Lumberton From United States of America, joined Jul 2005, 4708 posts, RR: 21
Reply 12, posted (8 years 4 months 2 weeks 1 day 7 hours ago) and read 1594 times:
Classic "good news, bad news" story. She is totally out of luck.
With respect to using credit cards for lottery purchases, aren't most transactions small, like $1 & $2? Would be a major pain for the banks and credit card companies.
Slightly OT, I've heard the lottery described as a "poor tax". Think about it...you can't get away (politically) with extending the state income tax to encompass all the lower income people, but you can have a lottery. Not only is there no real political uproar, but it generates hundreds of millions in revenues. Is this clever or what?

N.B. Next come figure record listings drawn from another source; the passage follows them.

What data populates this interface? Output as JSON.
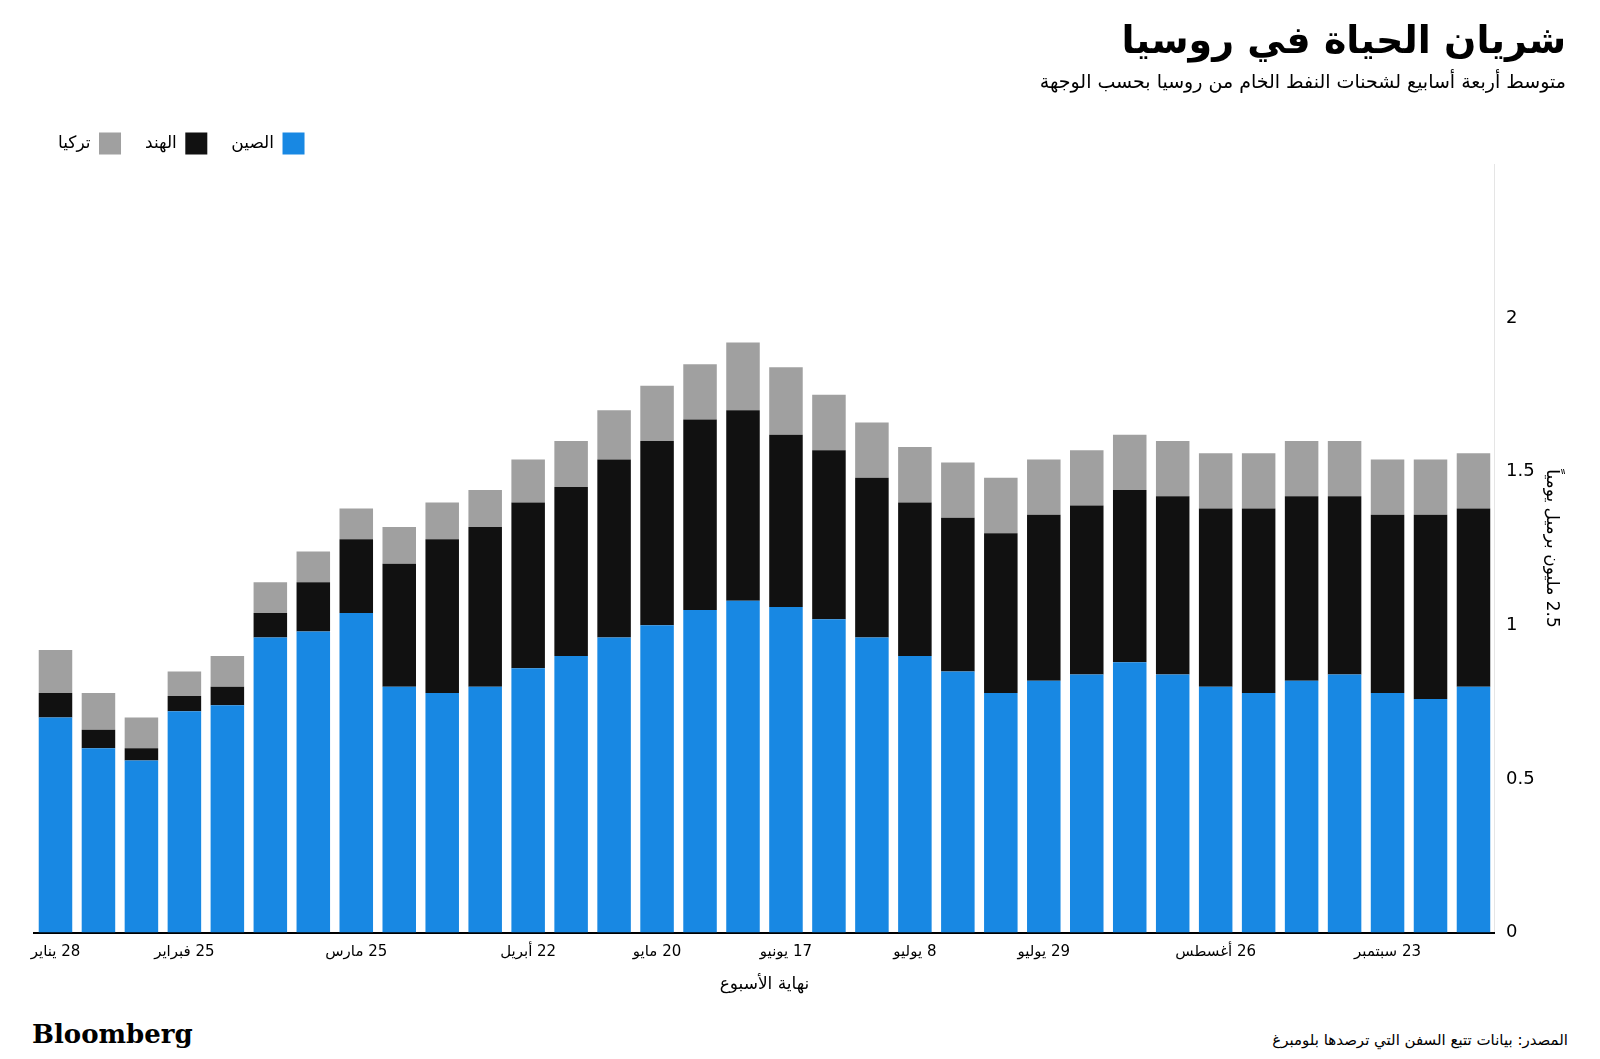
{
  "chart_data": {
    "type": "bar",
    "title": "شريان الحياة في روسيا",
    "subtitle": "متوسط أربعة أسابيع لشحنات النفط الخام من روسيا بحسب الوجهة",
    "xlabel": "نهاية الأسبوع",
    "ylabel": "2.5 مليون برميل يومياً",
    "annotations": [
      "Bloomberg",
      "المصدر:",
      "بيانات تتبع السفن التي ترصدها بلومبرغ"
    ],
    "categories": [
      "28 يناير",
      null,
      null,
      "25 فبراير",
      null,
      null,
      null,
      "25 مارس",
      null,
      null,
      null,
      "22 أبريل",
      null,
      null,
      "20 مايو",
      null,
      null,
      "17 يونيو",
      null,
      null,
      "8 يوليو",
      null,
      null,
      "29 يوليو",
      null,
      null,
      null,
      "26 أغسطس",
      null,
      null,
      null,
      "23 سبتمبر",
      null,
      null
    ],
    "series": [
      {
        "name": "الصين",
        "color": "#1888e3",
        "values": [
          0.7,
          0.6,
          0.56,
          0.72,
          0.74,
          0.96,
          0.98,
          1.04,
          0.8,
          0.78,
          0.8,
          0.86,
          0.9,
          0.96,
          1.0,
          1.05,
          1.08,
          1.06,
          1.02,
          0.96,
          0.9,
          0.85,
          0.78,
          0.82,
          0.84,
          0.88,
          0.84,
          0.8,
          0.78,
          0.82,
          0.84,
          0.78,
          0.76,
          0.8
        ]
      },
      {
        "name": "الهند",
        "color": "#111111",
        "values": [
          0.08,
          0.06,
          0.04,
          0.05,
          0.06,
          0.08,
          0.16,
          0.24,
          0.4,
          0.5,
          0.52,
          0.54,
          0.55,
          0.58,
          0.6,
          0.62,
          0.62,
          0.56,
          0.55,
          0.52,
          0.5,
          0.5,
          0.52,
          0.54,
          0.55,
          0.56,
          0.58,
          0.58,
          0.6,
          0.6,
          0.58,
          0.58,
          0.6,
          0.58
        ]
      },
      {
        "name": "تركيا",
        "color": "#a0a0a0",
        "values": [
          0.14,
          0.12,
          0.1,
          0.08,
          0.1,
          0.1,
          0.1,
          0.1,
          0.12,
          0.12,
          0.12,
          0.14,
          0.15,
          0.16,
          0.18,
          0.18,
          0.22,
          0.22,
          0.18,
          0.18,
          0.18,
          0.18,
          0.18,
          0.18,
          0.18,
          0.18,
          0.18,
          0.18,
          0.18,
          0.18,
          0.18,
          0.18,
          0.18,
          0.18
        ]
      }
    ],
    "stacked": true,
    "ylim": [
      0,
      2.5
    ],
    "yticks": [
      0,
      0.5,
      1,
      1.5,
      2
    ],
    "grid": false,
    "legend": "top"
  }
}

"When all is said and done, more will be said than done".
TNboy From Australia, joined Mar 2002, 1131 posts, RR: 20
Reply 13, posted (8 years 4 months 2 weeks 1 day 7 hours ago) and read 1594 times:
Dont think there's any problem buying lottery tickers with a credit card in Australia. The only issue with some retailers is that the price of a ticket is less than the minimum spend, so you may have to buy a couple - or else a lottery ticket and some magazines, etc.
LTBEWR From United States of America, joined Jan 2004, 12825 posts, RR: 13
Reply 14, posted (8 years 4 months 2 weeks 1 day 6 hours ago) and read 1583 times:
She probably bought several dollars worth of lottery tickets or it was part of a purchase of other items. Apparently the first payment of about $33,000 was already made (a $1 million anunity over 20 years, after taxes) and the cops are looking for it and apparently have to give that money back. She was using a credit card from a dead relative and somehow was able to keep the account open (shouldn't the bank that issued the Credit card have cancelled the card when they found out the original person to whom it was issued to was dead?). Apparently this idiot was into drugs and had problems. The principal as to denying her payment is based on a law that gives governments the right to seize any items or assets that it was believed were purchased or paid for with proceeds from illegal income. Maybe Oregon will have a bonus payout week or add that money to the next jackpot drawing.
I bet next time she be sure to use cash when purchasing lottery tickets.
N1120A From United States of America, joined Dec 2003, 26107 posts, RR: 77
Reply 15, posted (8 years 4 months 2 weeks 1 day 1 hour ago) and read 1550 times:
Quoting Lumberton (Reply 12): Not only is there no real political uproar, but it generates hundreds of millions in revenues. Is this clever or what?
Except that their has been some uproar about just how much revenue is actually taken in. And remember, most states has as part of their lottery law that the revenue is supposed to go to schools
Quoting TNboy (Reply 13): The only issue with some retailers is that the price of a ticket is less than the minimum spend
Most retailers don't have a minimum spend amount in the US these days. The thing you have to look at though, is that it is probably the lottery paying the credit card expense, not the retailer, as the special machines used to process lottery tickets are also supposed to take the payment
Mangeons les French fries, mais surtout pratiquons avec fierte le French kiss
Bill142 From Australia, joined Aug 2004, 8430 posts, RR: 9
Reply 17, posted (8 years 4 months 2 weeks 15 hours ago) and read 1486 times:
Quoting Falcon84 (Reply 1): From the article, the legit owner of the card is dead.
So the winnings, like the debt, would be come part of the estate. The question is who is the owner of the winnings. If there was any fraud protection on the card then the issuer/insurance company could possibly lay claim to the winnings if a claim was made before the owner of the card found out about it.